Jesús y su actitud hacia las mujeres

¿Cómo veía Jesús a las mujeres? ¿Cómo las trataba? Varios escritores coinciden al decir que el Hijo de Dios tenía una sensibilidad especial hacia las mujeres y si indagamos en los Evangelios veremos que fue así. Jesús ciertamente tuvo una notable perspectiva y actitud hacia las mujeres. El era el Mesías y había venido a traer el Reino de Dios. Vino para vivir y morir y dar el mensaje para todos incluyendo hombres y mujeres.

Leemos acerca de 12 hombres que le seguían pero también había mujeres en su compañía.
Por ejemplo si lees el Evangelio de Lucas en la Biblia, verás que 24 veces tuvo algo que ver con mujeres al conocerlas, hablarles o mencionarlas en alguna historia. Todas estas 24 ocasiones que las mencionan lo hacen en forma positiva e instructiva. En su interacción con mujeres la actitud de Jesús fue con palabras de aceptación, sensibilidad y afirmación.

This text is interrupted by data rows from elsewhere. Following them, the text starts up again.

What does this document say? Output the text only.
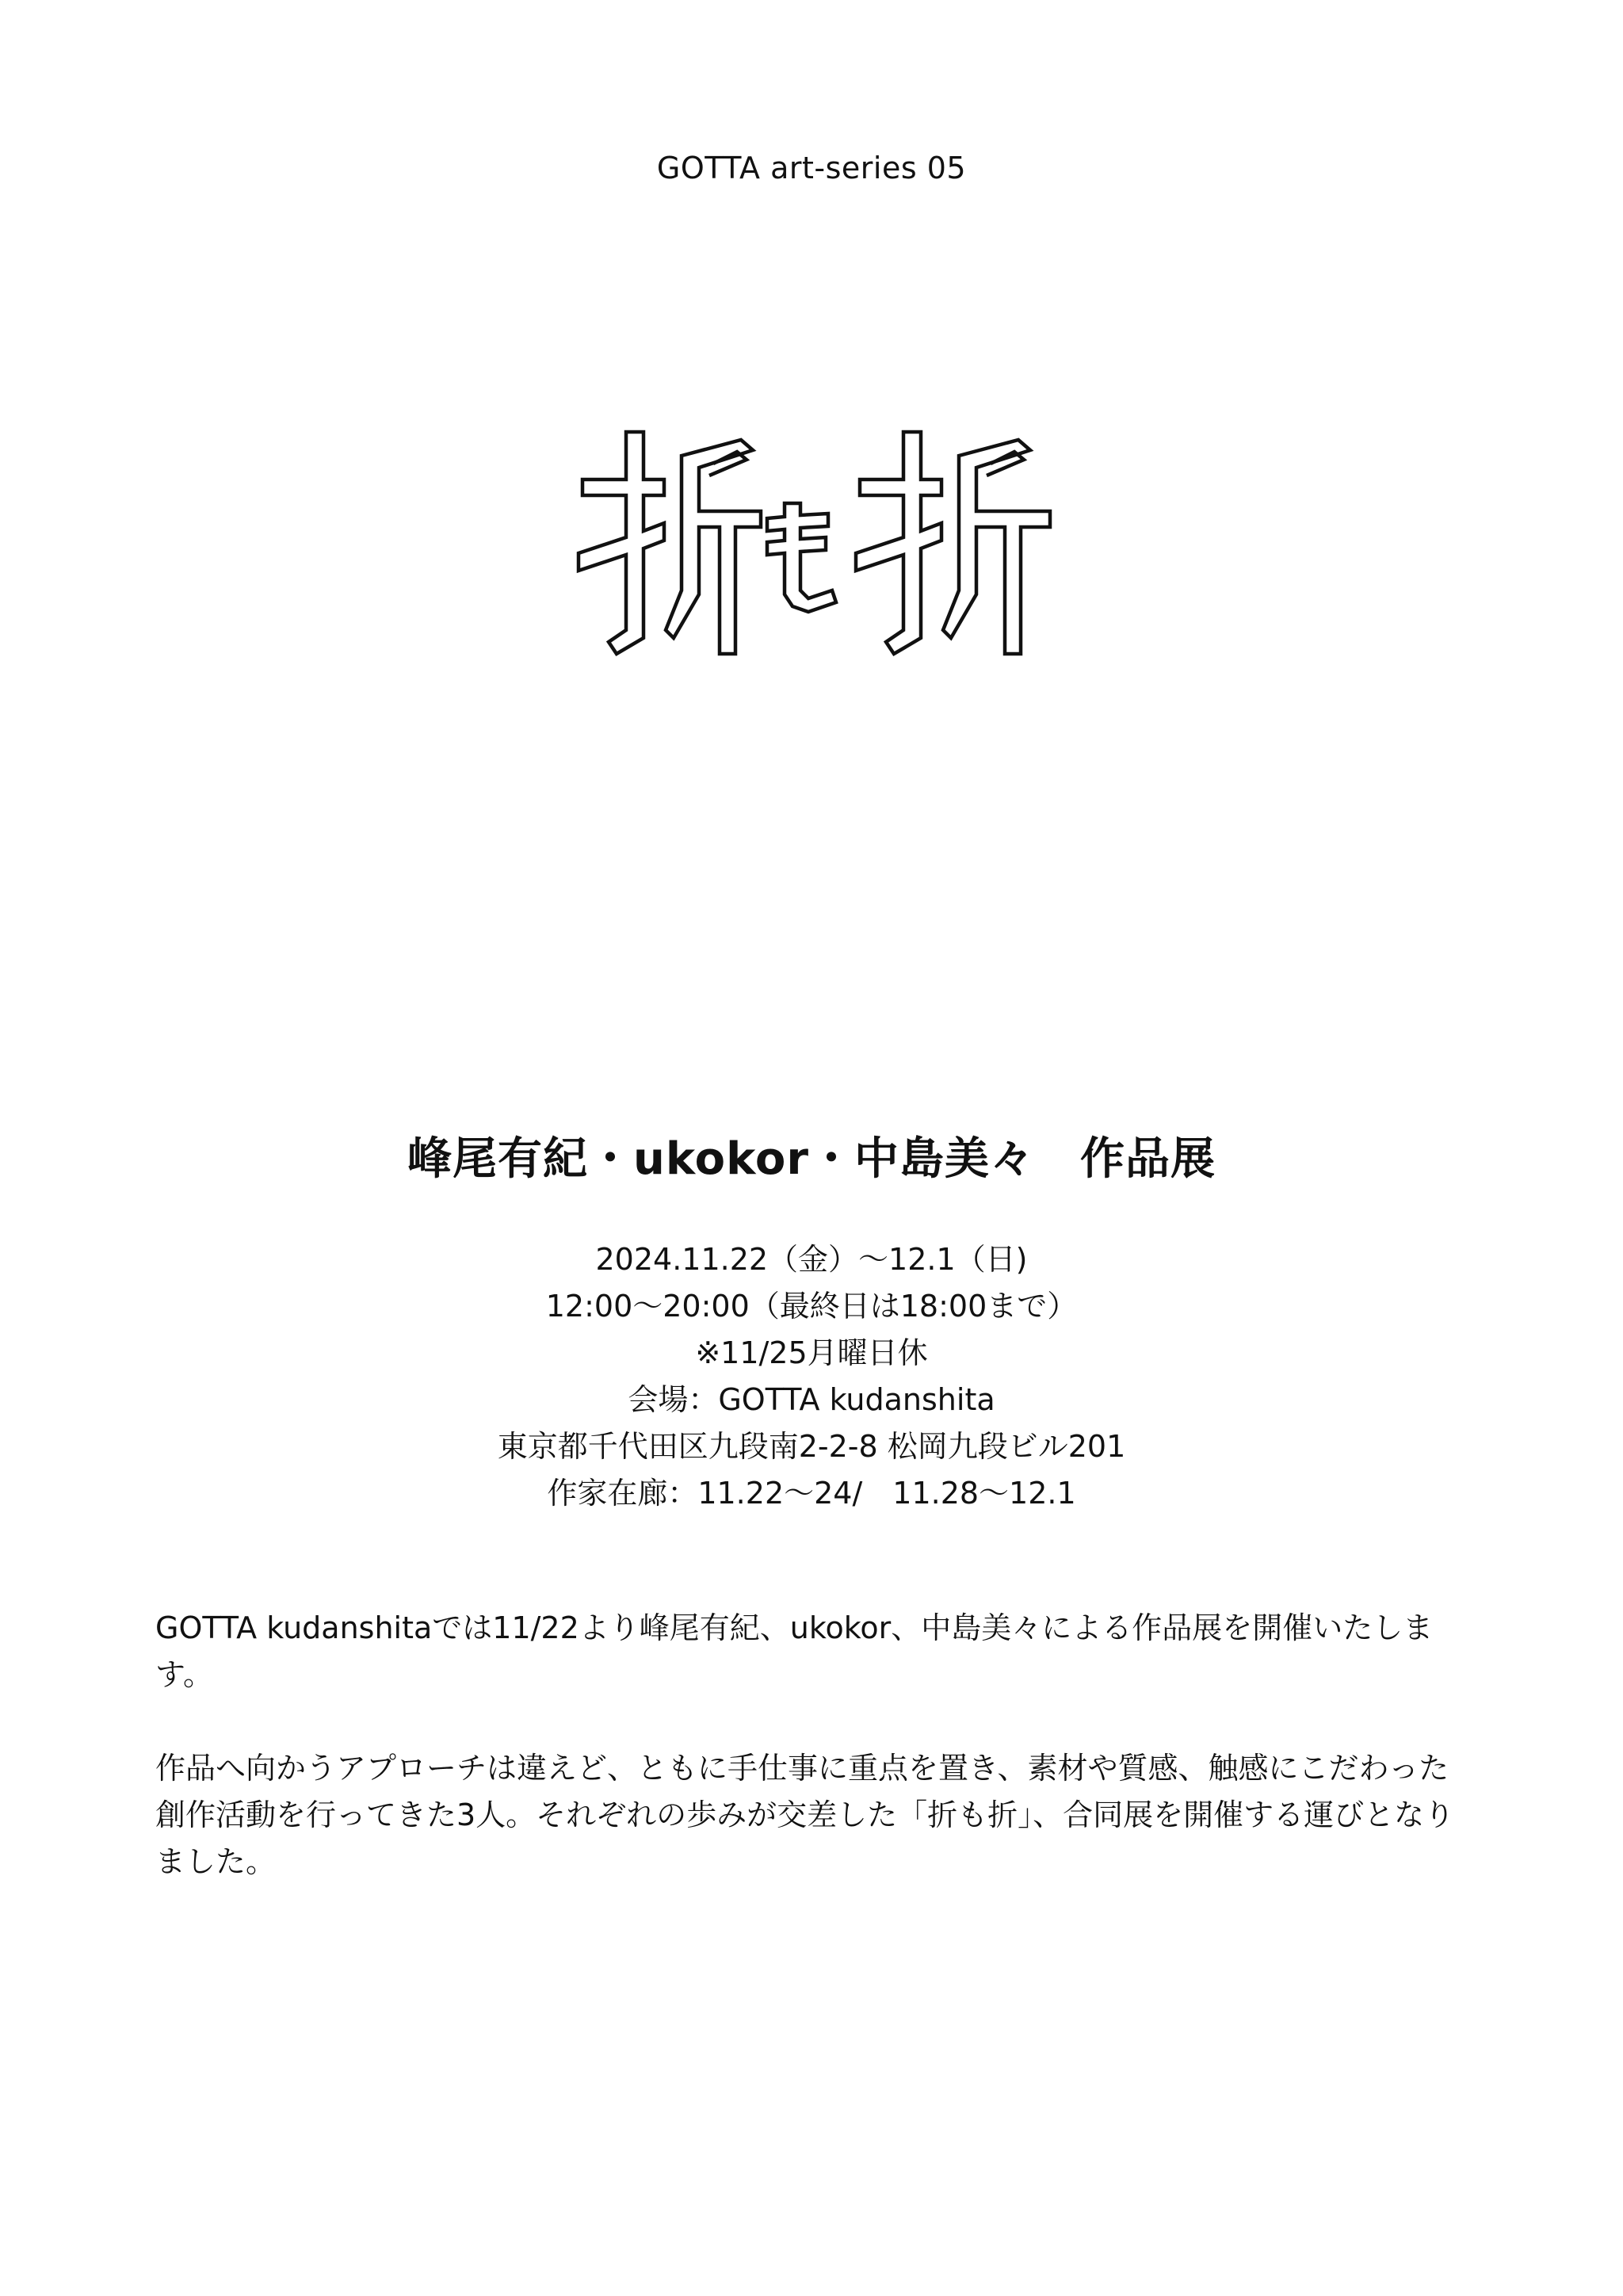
GOTTA art-series 05
峰尾有紀・ukokor・中島美々　作品展
2024.11.22（金）〜12.1（日)
12:00〜20:00（最終日は18:00まで）
※11/25月曜日休
会場：GOTTA kudanshita
東京都千代田区九段南2-2-8 松岡九段ビル201
作家在廊：11.22〜24/　11.28〜12.1

GOTTA kudanshitaでは11/22より峰尾有紀、ukokor、中島美々による作品展を開催いたしま
す。

作品へ向かうアプローチは違えど、ともに手仕事に重点を置き、素材や質感、触感にこだわった
創作活動を行ってきた3人。それぞれの歩みが交差した「折も折」、合同展を開催する運びとなり
ました。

Él aceptó los regalos de servicio de amor y ternura que las mujeres le ofrecieron.
El sentido de hombría de Jesús nunca fue amenazado por la ternura de una mujer. Lucas nos cuenta de una mujer que entró a una fiesta se arrodillo y lloró sobre los pies de Jesús, bañándolos con sus lágrimas y luego ungiéndolos con perfume previamente habiéndolos secado con sus cabellos. (Lucas 7:36-50)
Fueron lágrimas de arrepentimiento. Jesús permitió que lo hiciera sin ningún trazo de enojo ni disgusto.

Las mujeres sirvieron a Jesús de maneras muy singulares y únicas. El hogar de Marta y María era un lugar muy tranquilo donde Jesús se retiraba de las multitudes que le buscaban porque querían pan, milagros y sanidades (Lucas 10:38-42)
Esto me hace sentir tan bien, que aunque nadie más me aceptara como soy, Jesús si lo hace.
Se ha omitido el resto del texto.